Saenger Galería presents Body Snatchers by Benjamín Torres. For this project, Torres has focused his attention on characters and caricatures, as well as the monuments and commemorative sculptures ubiquitous in Mexico City, all found in his wanderings.
Public space is that indeterminate place where infrastructure and social relations come together: a strictly operated, regulated and monitored territory, although equally shaped by the mass media.
This scenario, a space in permanent transformation, is also Benjamín Torres' space for exploration and research.
Body Snatchers continues a long-term investigation, focused on the compilation of visual materials found in the public spaces of cities such as Tokyo, Paris and CDMX. For this project, Torres has focused his attention on characters and caricatures, as well as the monuments and commemorative sculptures ubiquitous in Mexico City, all found in his wanderings.
In a city that constantly rethinks the validity and relevance of public art, the eleven sculptures presented dislocate the relationship of the observer with his preconceived notion of a monument, generally associated with its function as an aesthetic, symbolic and representative device of subjects or events relevant to the construction of a national identity. Thus, the hybridization of official and unofficial characters activated by the artist becomes a sculptural proposal that enables other types of use, meaning and significance of what occupies public space.
Confronting the carefree perception of the environment based on the experience of the flâneur—the urban individual who walks aimlessly—with the careful differentiation between the made object and the readymade, Torres reworks the demarcations found—a practice that structures different moments of his recent production. —, enabling bidirectional transit from the image to the object; in his own words “from the walls to the pedestals.”
The dislocation of the aesthetic and political sense - both of the source materials and of the definition of a monument - shows the sense of continuity intended with multiple moments and stories in the history of art, particularly with those that allow us to address fundamental concepts such as authorship or appropriation and whose wide temporal space includes pieces from the Moche culture, Dadaist collages or contemporary interventions to Confederate monuments.
This interest is materialized from the display of twelve images that outline the outline of a genealogy proposed by the artist as an approach to incision, caricature, graffiti and civic sculpture from their intersections with different aspects associated with the unofficial. , on the edge and otherness, evident in the appearance of works such as Linder Sterling's post-punk collages; the mysterious polychrome essays of Giacometti, the satirical and pre-modern sculptures of Daumier or the fatal faces of Son Ford.
The study of two formal typologies - the bust and the statuary - in conjunction with the reappropriation of the characters found through drawing, screen printing, digital modeling and bronze casting allows Torres to assign new corporalities to the demarcations found, collapsing the limits between the residual and the colossal.
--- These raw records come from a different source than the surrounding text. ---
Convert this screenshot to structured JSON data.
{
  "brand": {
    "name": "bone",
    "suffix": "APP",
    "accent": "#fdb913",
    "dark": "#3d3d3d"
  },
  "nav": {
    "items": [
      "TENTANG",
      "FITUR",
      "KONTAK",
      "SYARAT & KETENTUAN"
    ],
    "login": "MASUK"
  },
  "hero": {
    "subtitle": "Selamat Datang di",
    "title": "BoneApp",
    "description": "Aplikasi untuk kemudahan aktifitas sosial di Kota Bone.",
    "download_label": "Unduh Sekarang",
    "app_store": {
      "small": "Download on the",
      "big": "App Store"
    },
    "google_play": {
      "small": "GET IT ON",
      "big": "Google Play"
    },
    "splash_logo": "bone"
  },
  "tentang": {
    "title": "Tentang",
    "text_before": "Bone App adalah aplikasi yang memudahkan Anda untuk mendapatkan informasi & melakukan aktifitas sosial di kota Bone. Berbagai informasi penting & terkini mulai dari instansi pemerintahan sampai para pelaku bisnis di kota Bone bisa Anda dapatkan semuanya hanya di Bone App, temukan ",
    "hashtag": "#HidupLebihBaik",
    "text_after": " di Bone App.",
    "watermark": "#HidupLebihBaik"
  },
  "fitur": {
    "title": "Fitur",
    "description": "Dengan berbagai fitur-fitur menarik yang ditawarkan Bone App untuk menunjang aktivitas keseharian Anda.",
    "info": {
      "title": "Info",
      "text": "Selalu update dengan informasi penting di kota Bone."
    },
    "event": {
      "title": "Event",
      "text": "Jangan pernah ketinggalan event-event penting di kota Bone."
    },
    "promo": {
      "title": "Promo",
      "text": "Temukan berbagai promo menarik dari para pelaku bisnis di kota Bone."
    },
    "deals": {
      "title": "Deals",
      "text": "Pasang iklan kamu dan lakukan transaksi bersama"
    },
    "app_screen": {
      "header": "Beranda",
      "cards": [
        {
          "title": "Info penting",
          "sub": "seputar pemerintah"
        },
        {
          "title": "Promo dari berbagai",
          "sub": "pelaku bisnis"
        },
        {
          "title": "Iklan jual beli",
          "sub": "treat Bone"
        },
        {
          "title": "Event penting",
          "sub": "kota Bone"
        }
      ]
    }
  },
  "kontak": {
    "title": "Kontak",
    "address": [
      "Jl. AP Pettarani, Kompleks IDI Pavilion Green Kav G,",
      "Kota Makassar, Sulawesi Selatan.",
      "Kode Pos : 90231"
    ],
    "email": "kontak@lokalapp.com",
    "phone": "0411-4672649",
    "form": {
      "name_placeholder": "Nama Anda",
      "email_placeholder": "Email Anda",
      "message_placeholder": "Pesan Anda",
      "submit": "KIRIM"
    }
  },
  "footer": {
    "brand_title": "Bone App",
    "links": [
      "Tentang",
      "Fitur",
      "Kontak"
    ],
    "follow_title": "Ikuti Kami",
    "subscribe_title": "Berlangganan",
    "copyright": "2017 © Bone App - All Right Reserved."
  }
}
This juxtaposition of elements results in forms and images that oscillate between the humorous and the gross, and places the Body Snatchers project within a critical narrative around the placement of monuments in public space.
Benjamín Torres (Mexico City, 1969) Lives and works in Mexico City, he has a degree in Visual Arts from the National School of Plastic Arts, UNAM, Mexico City. He also took Drawing workshops at The Art Student's League of New York, New York, United States. He as well as a Contemporary Art Seminar with Tadashi Uei Horibata from Kyoto University, Mexico – Japan. He trained in the field of sculpture and subsequently oriented his work towards experimentation, within a more open and post-conceptual concept of three-dimensional practice. He finds his references in the compilation, disassembly and analysis of certain devices of consumer culture and media information. The methods used in the artist's production come from the post-avant-garde scene: appropriation, intervention, recontextualization and assembly, which he uses to give new meaning to both global cultural phenomena and those in his immediate surroundings. Within his most recent projects, Torres formally and conceptually explores the relationship between public space, sculpture, writing and graphics.
He has participated in multiple individual exhibitions, including ¡Don't ever work!, Pequod Co, Mexico City, 2021; The long-term effects are still unknown, Museo de Arte Carrillo Gil, Mexico City, 2013; Dust of a distant sun, Museum of Contemporary Art of Oaxaca, Oaxaca, Mexico; Diagrammatic, National Museum of San Carlos, Mexico City, 2011. Collectively he has participated in Logs, Museum of Contemporary Art of Querétaro, Casa Wabi Foundation Collection, Mexico City, 2022; Hummingbirds / huitziltin / ts’unu’ob. A project by Casa Casa Gallina at the Museum of the Institute of Geology of the UNAM, Mexico City, 2020; The retinal umbilical cord, II Pictoconstrucciones, EPAC, Mexico City, 2018; On the threshold (and just a few steps from the sublime dimension of beauty), Museo Universitario del Chopo, Mexico City, 2014, among many others.
His work is part of important public and private collections such as JUMEX Collection, Mexico City; EPAC, Mexico City; Spencer Collection, New York Public Library, New York, USA; RAC Foundation, Pontevedra, Spain; USC Fischer Museum of Art, Los Angeles, USA; Sonora Art Museum, Sonora, Mexico; Museum of Contemporary Art of Oaxaca, Oaxaca, Mexico among others.